I wouldn't exactly call Zumoff prominent in the real world, but having a featured title at Haymarket is a real accomplishment over here, especially if you never spent time in the ISO. Sorta like a step below getting published by Verso but a step up from getting published by AK Press. So definitely the sparts most prominent author. It will likely be the only long book he ever writes because he literally worked on it for twenty years. When I knew him in the late 90s he was working on it and obsessed with the topic, and it didn't get published until like 2015 or something like that. Its worth a read if you're interested at all in the Comintern or the US left. Zumoff wasn't a very effective disrupter of meetings though; he came across as someone you'd never want to talk to afterwards. Arrogant, rude, shouty, annoying, etc. Was actually fun to argue with one-on-one tho.

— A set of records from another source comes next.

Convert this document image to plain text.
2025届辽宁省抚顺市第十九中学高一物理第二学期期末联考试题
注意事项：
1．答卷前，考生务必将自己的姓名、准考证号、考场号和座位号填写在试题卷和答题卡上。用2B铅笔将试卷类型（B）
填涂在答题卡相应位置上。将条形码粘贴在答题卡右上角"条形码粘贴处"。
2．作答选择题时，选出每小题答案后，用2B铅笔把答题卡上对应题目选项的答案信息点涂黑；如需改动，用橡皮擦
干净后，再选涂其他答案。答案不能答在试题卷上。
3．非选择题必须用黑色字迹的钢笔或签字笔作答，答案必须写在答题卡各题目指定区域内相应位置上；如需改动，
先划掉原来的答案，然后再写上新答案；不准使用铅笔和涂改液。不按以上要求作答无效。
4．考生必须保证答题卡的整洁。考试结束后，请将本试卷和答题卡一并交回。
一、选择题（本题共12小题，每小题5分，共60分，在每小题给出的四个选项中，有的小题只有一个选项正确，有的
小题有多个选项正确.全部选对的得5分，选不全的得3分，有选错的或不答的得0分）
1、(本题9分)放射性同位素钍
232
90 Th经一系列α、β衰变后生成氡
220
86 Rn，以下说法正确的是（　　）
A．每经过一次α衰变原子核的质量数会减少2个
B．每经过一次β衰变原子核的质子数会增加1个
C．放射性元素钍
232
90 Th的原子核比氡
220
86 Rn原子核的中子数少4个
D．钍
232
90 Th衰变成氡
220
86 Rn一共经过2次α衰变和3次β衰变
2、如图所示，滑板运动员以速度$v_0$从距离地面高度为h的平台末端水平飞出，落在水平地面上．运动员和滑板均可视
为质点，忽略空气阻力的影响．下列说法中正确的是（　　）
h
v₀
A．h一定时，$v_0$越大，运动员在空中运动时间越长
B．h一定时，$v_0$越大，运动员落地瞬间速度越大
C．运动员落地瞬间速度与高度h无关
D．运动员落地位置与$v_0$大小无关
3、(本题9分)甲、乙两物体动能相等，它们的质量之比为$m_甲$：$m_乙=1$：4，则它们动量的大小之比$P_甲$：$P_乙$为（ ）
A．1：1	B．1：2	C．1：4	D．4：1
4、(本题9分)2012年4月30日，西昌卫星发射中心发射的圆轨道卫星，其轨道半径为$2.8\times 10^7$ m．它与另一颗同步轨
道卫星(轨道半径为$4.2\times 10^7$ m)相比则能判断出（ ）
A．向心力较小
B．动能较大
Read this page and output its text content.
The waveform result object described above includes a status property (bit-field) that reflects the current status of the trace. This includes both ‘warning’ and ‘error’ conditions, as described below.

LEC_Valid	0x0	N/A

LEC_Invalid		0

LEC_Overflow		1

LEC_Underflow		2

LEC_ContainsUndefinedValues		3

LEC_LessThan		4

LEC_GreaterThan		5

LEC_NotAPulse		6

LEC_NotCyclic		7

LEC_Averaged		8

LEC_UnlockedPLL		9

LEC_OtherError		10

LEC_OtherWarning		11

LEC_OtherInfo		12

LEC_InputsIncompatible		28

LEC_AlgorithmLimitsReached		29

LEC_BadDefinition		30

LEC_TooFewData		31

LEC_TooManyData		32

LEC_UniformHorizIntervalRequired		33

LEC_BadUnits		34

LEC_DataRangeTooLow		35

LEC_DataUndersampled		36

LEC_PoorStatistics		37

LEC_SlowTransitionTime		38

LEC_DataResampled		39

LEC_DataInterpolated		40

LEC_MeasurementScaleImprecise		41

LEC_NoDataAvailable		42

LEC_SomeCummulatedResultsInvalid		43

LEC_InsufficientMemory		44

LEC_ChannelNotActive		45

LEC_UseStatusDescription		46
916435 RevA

I'm an ex-pat who now lives in the States. I can't remember the exact year (I'd have to look it up) but I remember when the Sparts turned up
cough en masse to a Bryan Palmer meeting at the Tamiment Library to heckle him about one of his books about James Cannon. I should have brought popcorn. It was funny.
I probably already mentioned it on this thread but I remember being shocked when I stumbled across a couple of Sparts outside Brooklyn College selling their wares. It must have been about 12 or 13 years. It was funny 'cos they were both German. (Funny 'cos when you stumbled across Sparts in London more often than not, they'd be American.)
Edit:
Apologies to the Sparts. I'd totally misremembered that Bryan Palmer meeting. The acrimony from them to him was after the meeting out of his earshot (I heard it though). They were as good as gold during the meeting itself.
And it turns out the meeting was in 2007. Fuck, where have all the bastard years gone? (Two pain in the arse kids, that's where they've gone). I only knew the year 'cos it turned out I blogged about it at the time. Blogs, now I'm really showing my age.
Cut and pasted below is said blog post. Apologies in advance for the shit jokes and the sawdust prose. I'm not a writer:
Tuesday, October 30, 2007
New York Stories
Bryan Palmer speaks at NYU Louis Proyect carries a report of a meeting that I attended at the Tamiment library a few weeks back. I did take some notes at the meeting but being the lazy bastard that I am, I never got round to writing them up. In truth, the notes were more for my personal use, as it's not a period or political tradition I pretend to know a lot about.
Bryan Palmer, a Canadian Labor Historian, has recently published the first volume in what will be a major biography of James P. Cannon, the father of American Trotskyism. Speaking with ease before an audience of about 160/170 people, Palmer's central point for Trotskyist activists today was that Cannon was at his best when he engaged in broad work and the Leninist left in America that is covered in this volume [the book finishes in 1928 when Cannon was expelled from the American CP and the CI for his siding with Trotsky] was at its most productive when undertaking labor defence work in the mid to late twenties that allowed itself to break out of the self-imposed ghetto that the American Comminust movement had placed itself because of the warring factions disagreeing on the question of an open versus an underground party in the immediate aftermath of the Russian Revolution and the Palmer raids.
As I say there was an impressive turnout of about 160/170 people at the meeting on what was a cold Friday night. The majority of the audience could be loosely termed as being part of the '68 generation and, believe it or not, I was one of the younger ones in attendance.
Naturally being a meeting on Cannon in the labor history library at NYU it was anything but a dry academic lecture. The meeting had been sponsored by - I think - five different Leninist organizations, ranging from the Sparts to the Freedom Socialist Party to the International Bolshevik Tendency through to Socialist Action (I will have missed someone out), and after Palmer's talk part of the meeting was made up of prepared statements from those groups sponsoring the meeting on why they alone were the true Trotskyist organization in the room
cough, I'm saying nothing, and why all the other groups were attending under false pretences. These contributions were quickly followed by prepared speeches from the floor delivered in an equally acerbic fashion from those groups and individuals who hadn't got around to co-sponsoring the event.
It actually didn't get as bitter or as acrimonious as I was expecting [they were pussycats in comparison to the current political punch up between Galloway and the SWP], but that's perhaps because the Sparts were actually the most heavily represented in the audience and were therefore on their best behaviour during the course of the meeting, and because - as Louis mentions - the audience fell in love with the contribution from 91 year old Lillian Pollak.
Pollak joined the Trotskyist movement in the early thirties and worked alongside Cannon, Bert Cochran and other 'names' from the early movement. You just knew that if she had wanted to she could have taken the meeting over with her stories of the movement from that period.
This half-baked Menshevik enjoyed the meeting for all its denunciations and vanguardist verbiage, and it was nice that it ended on the warm fuzzy feeling of the IBT, the Sparts and Jan Norden's Internationalist Group briefly reuniting around the warm glow of the political memories of someone from the thirties, talking of a period untainted by Third Campism and Pabloism.
One final thought, though: what was with the six busts of Eugene Debs in the library? Did the library not get the memo with that quote* from Debs?